Harry quant à lui était proche de la panique. Bien sûr qu'il ne la maîtrisait pas, il ne savait même pas qu'il pouvait l'utiliser ! Il chercha une issue, mais n'en vit aucune à part la porte. Décidant le tout pour le tout il se rua sur Voldemort, évitant par la même occasion un autre sort qui explosa derrière lui, mais l'effet de surprise qu'il voulait ne fut pas au rendez-vous car le sorcier ne fit que pivoter sur ses pieds et il se retrouva plaqué contre un mur, un cri de douleur s'échappant de sa bouche lorsqu'il percuta violemment celui-ci. La seconde suivante Voldemort était derrière lui et le bout de sa baguette s'enfonçait douloureusement dans la chaire de son cou. La respiration saccadée il tourna la tête autant qu'il pût pour regarder derrière lui, mais il ne put apercevoir qu'un pan de robe de sorcier.
- Tant de potentiel, murmura Voldemort, gâché par les idées farfelues d'un vieux fou. Il ignora le jeune homme se tortillant pour se libérer, plaquant un peu plus celui-ci contre le mur jusqu'à qu'il soit presque collé à lui. Il baissa légèrement la tête et susurra Te souviens-tu de ce que je t'ai dit lors de notre première discussion ?
Harry stoppa net. Oh il se souvenait très bien de ce qu'il lui avait dit ce soir-là. Il lui arrivait encore d'y rêver certaines nuits. Qu'il n'y avait pas de bien ni de mal, juste le pouvoir.

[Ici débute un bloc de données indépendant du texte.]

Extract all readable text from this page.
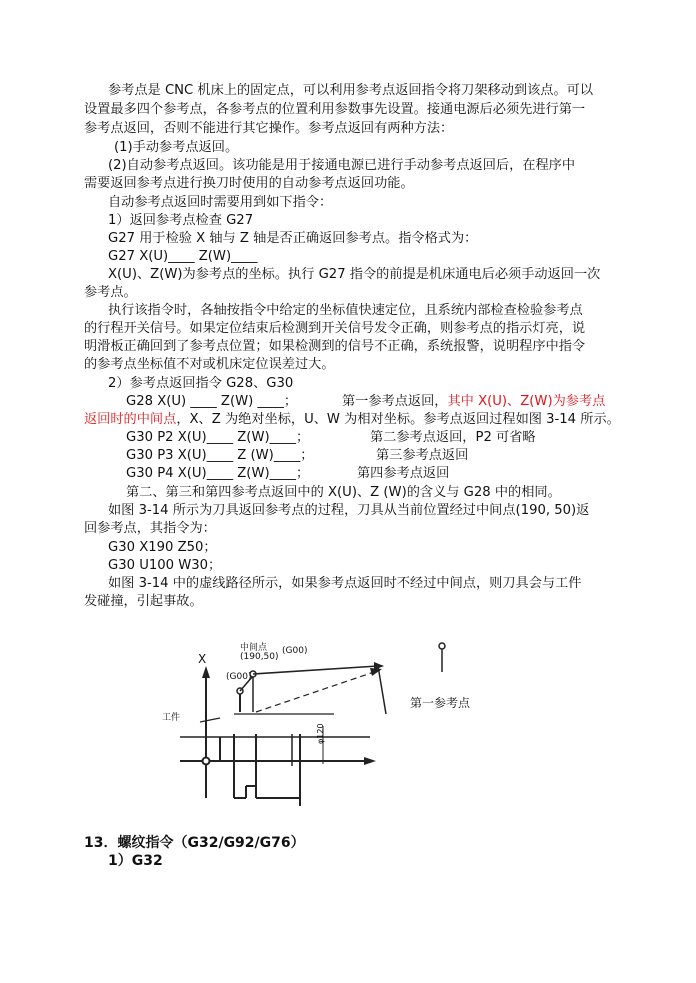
参考点是 CNC 机床上的固定点，可以利用参考点返回指令将刀架移动到该点。可以
设置最多四个参考点，各参考点的位置利用参数事先设置。接通电源后必须先进行第一
参考点返回，否则不能进行其它操作。参考点返回有两种方法：
(1)手动参考点返回。
(2)自动参考点返回。该功能是用于接通电源已进行手动参考点返回后，在程序中
需要返回参考点进行换刀时使用的自动参考点返回功能。
自动参考点返回时需要用到如下指令：
1）返回参考点检查 G27
G27 用于检验 X 轴与 Z 轴是否正确返回参考点。指令格式为：
G27 X(U)____ Z(W)____
X(U)、Z(W)为参考点的坐标。执行 G27 指令的前提是机床通电后必须手动返回一次
参考点。
执行该指令时，各轴按指令中给定的坐标值快速定位，且系统内部检查检验参考点
的行程开关信号。如果定位结束后检测到开关信号发令正确，则参考点的指示灯亮，说
明滑板正确回到了参考点位置；如果检测到的信号不正确，系统报警，说明程序中指令
的参考点坐标值不对或机床定位误差过大。
2）参考点返回指令 G28、G30
G28 X(U) ____ Z(W) ____；	第一参考点返回，其中 X(U)、Z(W)为参考点
返回时的中间点，X、Z 为绝对坐标，U、W 为相对坐标。参考点返回过程如图 3-14 所示。
G30 P2 X(U)____ Z(W)____；	第二参考点返回，P2 可省略
G30 P3 X(U)____ Z (W)____；	第三参考点返回
G30 P4 X(U)____ Z(W)____；	第四参考点返回
第二、第三和第四参考点返回中的 X(U)、Z (W)的含义与 G28 中的相同。
如图 3-14 所示为刀具返回参考点的过程，刀具从当前位置经过中间点(190, 50)返
回参考点，其指令为：
G30 X190 Z50；
G30 U100 W30；
如图 3-14 中的虚线路径所示，如果参考点返回时不经过中间点，则刀具会与工件
发碰撞，引起事故。
X
中间点
(190,50)
(G00)
(G00)
工件
φ120
第一参考点
13．螺纹指令（G32/G92/G76）
1）G32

- Je me souviens très bien, et je ne suis plus le garçon naïf que j'étais à l'époque, rétorqua-t-il. Mais si tu crois que je vais te rejoindre tu rêves ! Termina-t-il en élevant la voix, plus qu'un peu inconfortable par leur position. L'autre sorcier émit un son pensif avant de reprendre, amusé
- Oh je sais très bien que tu ne me rejoindras pas, pas encore, mais réfléchit à ceci, Harry Potter ce qu'il y avait d'écrit dans ce livre … qu'en pense-tu ? Un simple sort de guérison peut faire des merveilles … là il pointa sa baguette sur sa joue et il sentit la plaie se refermée … mais le sort de mort ne peut-il pas être utilisé pour mettre fin à des souffrances inutiles. Harry hoqueta de surprise quand il fut soudain retourné, le regard rouge de Voldemort pénétrant le sien. Tout dans ce monde a deux faces, deux versions … à chacun de l'utiliser comme il le souhaite. Et il écrasa ses lèvres contre les siennes, entraînant un autre gémissement surprit que l'autre utilisa pour forcer sa langue à l'intérieur de sa bouche.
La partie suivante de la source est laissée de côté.